Herford. Die Natur steckt voller komplizierter Faltungen, waghalsiger Biegungen und überraschender Knautschungen. In der Ausstellung „Ausbruch aus der Fläche“ (24.02.–03.06.18) im Marta Herford spüren internationale Künstler*innen diesen faszinierenden Strukturen und ihren Einflüssen auf die menschliche Wahrnehmung nach. In Anlehnung an die komplexen Prinzipien des Origamis und ihrer aktuellen Bedeutung in Wissenschaft und Technik beschäftigen sie sich auf medial vielfältige Weise mit den unendlichen Möglichkeiten der Verformung von Flächen.
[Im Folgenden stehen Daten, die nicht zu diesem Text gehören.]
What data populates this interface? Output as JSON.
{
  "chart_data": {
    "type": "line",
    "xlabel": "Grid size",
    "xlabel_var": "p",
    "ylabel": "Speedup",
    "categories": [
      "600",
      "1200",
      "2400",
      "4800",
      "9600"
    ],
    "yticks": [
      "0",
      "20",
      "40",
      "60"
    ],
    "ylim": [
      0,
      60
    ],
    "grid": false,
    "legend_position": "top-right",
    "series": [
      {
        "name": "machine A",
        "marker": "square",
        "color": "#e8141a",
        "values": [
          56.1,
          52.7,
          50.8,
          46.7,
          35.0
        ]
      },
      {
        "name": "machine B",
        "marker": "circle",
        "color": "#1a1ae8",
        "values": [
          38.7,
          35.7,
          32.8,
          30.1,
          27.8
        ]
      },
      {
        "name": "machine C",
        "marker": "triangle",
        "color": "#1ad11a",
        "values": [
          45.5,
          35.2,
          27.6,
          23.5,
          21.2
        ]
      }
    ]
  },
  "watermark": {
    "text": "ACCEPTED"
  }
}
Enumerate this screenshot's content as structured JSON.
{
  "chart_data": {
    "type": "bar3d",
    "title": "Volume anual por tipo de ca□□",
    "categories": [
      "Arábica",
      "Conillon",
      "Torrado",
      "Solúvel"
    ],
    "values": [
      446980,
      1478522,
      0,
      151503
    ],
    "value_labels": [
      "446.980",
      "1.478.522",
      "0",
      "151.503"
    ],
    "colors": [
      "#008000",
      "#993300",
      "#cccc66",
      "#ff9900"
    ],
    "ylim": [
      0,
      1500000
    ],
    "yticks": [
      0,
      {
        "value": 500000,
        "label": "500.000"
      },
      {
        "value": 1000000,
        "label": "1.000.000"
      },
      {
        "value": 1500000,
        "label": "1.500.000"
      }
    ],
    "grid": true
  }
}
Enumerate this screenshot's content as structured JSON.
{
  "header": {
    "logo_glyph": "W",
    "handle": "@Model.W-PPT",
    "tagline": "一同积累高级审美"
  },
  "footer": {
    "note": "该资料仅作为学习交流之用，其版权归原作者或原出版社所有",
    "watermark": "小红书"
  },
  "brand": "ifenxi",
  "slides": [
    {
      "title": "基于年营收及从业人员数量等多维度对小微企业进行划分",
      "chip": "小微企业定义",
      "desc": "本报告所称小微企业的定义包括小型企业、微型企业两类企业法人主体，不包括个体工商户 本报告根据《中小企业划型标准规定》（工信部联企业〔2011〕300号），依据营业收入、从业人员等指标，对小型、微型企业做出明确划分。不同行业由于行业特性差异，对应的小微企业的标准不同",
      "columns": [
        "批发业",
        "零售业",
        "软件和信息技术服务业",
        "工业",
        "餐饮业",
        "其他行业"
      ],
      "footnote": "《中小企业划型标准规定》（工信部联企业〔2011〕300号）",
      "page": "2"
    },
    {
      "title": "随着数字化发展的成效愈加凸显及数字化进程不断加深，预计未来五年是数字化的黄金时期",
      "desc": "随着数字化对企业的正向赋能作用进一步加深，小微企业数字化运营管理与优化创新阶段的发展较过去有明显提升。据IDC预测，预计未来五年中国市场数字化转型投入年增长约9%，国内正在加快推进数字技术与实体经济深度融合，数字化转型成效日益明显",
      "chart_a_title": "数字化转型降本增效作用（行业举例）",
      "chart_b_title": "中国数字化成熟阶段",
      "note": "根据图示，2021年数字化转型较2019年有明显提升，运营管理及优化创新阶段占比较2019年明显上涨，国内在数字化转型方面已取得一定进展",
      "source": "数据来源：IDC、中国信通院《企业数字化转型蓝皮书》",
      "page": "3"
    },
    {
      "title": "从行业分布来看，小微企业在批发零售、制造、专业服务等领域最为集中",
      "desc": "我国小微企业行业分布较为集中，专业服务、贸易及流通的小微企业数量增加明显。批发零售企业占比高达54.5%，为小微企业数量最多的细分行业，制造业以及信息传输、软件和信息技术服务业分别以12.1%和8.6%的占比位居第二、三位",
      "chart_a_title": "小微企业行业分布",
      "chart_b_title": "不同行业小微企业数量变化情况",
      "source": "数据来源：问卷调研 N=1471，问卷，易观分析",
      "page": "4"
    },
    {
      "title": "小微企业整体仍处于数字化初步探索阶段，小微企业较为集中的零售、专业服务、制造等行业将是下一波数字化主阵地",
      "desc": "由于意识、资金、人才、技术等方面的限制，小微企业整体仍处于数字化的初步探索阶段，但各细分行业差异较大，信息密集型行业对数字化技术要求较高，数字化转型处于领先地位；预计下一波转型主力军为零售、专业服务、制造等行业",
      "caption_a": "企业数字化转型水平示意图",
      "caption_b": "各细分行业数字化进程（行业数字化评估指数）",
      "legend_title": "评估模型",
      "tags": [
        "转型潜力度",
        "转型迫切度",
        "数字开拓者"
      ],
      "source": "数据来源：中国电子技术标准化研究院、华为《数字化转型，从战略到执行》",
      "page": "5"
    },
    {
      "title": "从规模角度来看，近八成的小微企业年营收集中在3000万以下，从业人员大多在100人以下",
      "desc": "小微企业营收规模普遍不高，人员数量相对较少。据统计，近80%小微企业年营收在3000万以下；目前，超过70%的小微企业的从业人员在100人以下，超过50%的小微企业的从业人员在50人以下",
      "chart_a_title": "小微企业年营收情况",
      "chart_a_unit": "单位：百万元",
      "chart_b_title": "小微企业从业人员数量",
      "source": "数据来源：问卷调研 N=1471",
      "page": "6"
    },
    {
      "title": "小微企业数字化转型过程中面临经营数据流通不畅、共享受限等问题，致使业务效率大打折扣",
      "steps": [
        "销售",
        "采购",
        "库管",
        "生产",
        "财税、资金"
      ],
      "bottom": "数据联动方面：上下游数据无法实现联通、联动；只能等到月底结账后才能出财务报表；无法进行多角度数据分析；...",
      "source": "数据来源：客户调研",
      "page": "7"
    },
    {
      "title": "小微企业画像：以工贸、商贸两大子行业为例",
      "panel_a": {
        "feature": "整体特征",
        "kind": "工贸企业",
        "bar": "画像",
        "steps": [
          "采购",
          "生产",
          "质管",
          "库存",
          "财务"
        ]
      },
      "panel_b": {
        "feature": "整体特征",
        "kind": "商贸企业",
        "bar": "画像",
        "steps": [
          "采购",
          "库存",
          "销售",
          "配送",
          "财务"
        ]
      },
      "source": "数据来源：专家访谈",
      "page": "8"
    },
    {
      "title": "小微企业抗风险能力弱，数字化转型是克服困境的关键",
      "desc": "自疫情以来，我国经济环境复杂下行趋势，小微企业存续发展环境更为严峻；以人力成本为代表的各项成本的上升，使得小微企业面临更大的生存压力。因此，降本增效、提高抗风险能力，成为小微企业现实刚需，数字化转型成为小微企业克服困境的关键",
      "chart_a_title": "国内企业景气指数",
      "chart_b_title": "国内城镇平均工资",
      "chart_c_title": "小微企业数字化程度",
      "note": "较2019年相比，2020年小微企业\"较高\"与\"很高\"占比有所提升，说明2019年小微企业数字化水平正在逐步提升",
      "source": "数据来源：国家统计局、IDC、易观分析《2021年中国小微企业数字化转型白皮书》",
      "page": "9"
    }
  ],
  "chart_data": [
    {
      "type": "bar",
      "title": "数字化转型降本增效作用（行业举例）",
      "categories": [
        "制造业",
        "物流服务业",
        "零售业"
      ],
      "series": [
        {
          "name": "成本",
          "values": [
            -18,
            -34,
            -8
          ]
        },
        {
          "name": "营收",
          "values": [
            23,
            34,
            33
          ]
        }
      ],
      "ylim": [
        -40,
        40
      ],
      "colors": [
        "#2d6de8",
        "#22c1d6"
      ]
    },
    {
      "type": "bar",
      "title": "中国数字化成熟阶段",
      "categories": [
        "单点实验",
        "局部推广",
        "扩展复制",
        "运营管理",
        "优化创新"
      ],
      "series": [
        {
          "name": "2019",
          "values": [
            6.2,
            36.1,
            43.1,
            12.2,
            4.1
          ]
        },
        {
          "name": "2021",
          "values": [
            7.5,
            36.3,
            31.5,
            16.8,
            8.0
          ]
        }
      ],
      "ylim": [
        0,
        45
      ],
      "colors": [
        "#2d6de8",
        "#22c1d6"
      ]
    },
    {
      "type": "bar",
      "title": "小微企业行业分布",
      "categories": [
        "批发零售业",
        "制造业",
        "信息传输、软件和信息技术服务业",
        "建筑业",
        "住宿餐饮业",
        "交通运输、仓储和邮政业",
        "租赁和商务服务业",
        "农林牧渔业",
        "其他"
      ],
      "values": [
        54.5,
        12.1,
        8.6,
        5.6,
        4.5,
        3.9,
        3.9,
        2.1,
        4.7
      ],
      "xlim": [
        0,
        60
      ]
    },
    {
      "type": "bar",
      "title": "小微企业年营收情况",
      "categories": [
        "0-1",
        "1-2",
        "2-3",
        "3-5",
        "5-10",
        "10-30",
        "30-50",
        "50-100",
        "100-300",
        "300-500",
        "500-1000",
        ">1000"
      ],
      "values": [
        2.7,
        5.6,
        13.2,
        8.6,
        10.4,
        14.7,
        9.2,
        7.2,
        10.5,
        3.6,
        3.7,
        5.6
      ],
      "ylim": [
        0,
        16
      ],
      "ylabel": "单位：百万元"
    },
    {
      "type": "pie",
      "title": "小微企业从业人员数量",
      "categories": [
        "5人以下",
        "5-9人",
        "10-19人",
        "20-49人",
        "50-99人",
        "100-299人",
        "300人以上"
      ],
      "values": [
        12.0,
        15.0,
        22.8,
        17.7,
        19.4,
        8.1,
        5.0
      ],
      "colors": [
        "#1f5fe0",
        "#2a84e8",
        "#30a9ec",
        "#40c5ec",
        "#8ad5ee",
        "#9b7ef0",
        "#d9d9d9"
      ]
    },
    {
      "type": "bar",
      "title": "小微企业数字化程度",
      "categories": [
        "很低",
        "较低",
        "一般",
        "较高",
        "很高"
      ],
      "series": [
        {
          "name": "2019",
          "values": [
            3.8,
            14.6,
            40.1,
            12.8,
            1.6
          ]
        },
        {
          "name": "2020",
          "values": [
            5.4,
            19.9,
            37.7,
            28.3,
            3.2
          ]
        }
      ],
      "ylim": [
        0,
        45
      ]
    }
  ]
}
Ob gefaltet, gekrümmt, gewölbt, gezeichnet oder gemalt erzeugen die Werke nicht nur ihren eigenen Raum: Auch Komprimierung und Reduktion bis zu unkontrollierbarem Erschlaffen werden thematisiert, das Spiel von Licht und Schatten, von Sicht- und Unsichtbarkeit.
„Ich strebe nach Balance zwischen Oberfläche, Farbe und Form, um Widerspruch und Spannung zu erzeugen.“ Rana Begum
Schon vor der Erfindung des Papiers (ca. 100 v. Chr. in China) wurden Stoffe und andere Materialien gefaltet. Mittlerweile dient die traditionelle japanische Kulturtechnik des Origamis aber auch wissenschaftlichen Erkenntnissen: Durch das mathematische Verständnis von Faltprinzipien entwickeln Forscher*innen neue Lösungen für Technik, Medizin oder Bionik. Die internationalen Künstler*innen der Marta-Ausstellung nehmen das Origami-Prinzip nun als Ausgangspunkt, um diese neuen Perspektiven auf Oberflächeneffizienz, kontrollierten Knautschungen und Entblätterungen mit ihren eigenen Mitteln zu durchdringen. Dabei gehen die vielfach eigens für die Marta-Räume entworfenen Ausstellungbeiträge eine reizvolle Beziehung mit der Gehry-Architektur ein. Als Raumexperiment, Spiel mit den Sinnen oder als Versuchsanordnung zu klassischen künstlerischen Fragestellungen entstehen filigrane Werke, gigantische Raumbesetzer und Denkräume. Dazu einige Beispiele:
Geometrie, Oberfläche, Farbe und Licht bestimmen die Skulpturen von Rana Begum (*1977, Bangladesch). Durch Faltungen und Kontraste erzeugen sie eine fast flatterhafte Bewegung im Raum, die höchst anregend mit den fotografischen Faltungen von Shirana Shahbazi (*1974, Teheran) auf einer geradezu explodierenden Wand kontrastieren.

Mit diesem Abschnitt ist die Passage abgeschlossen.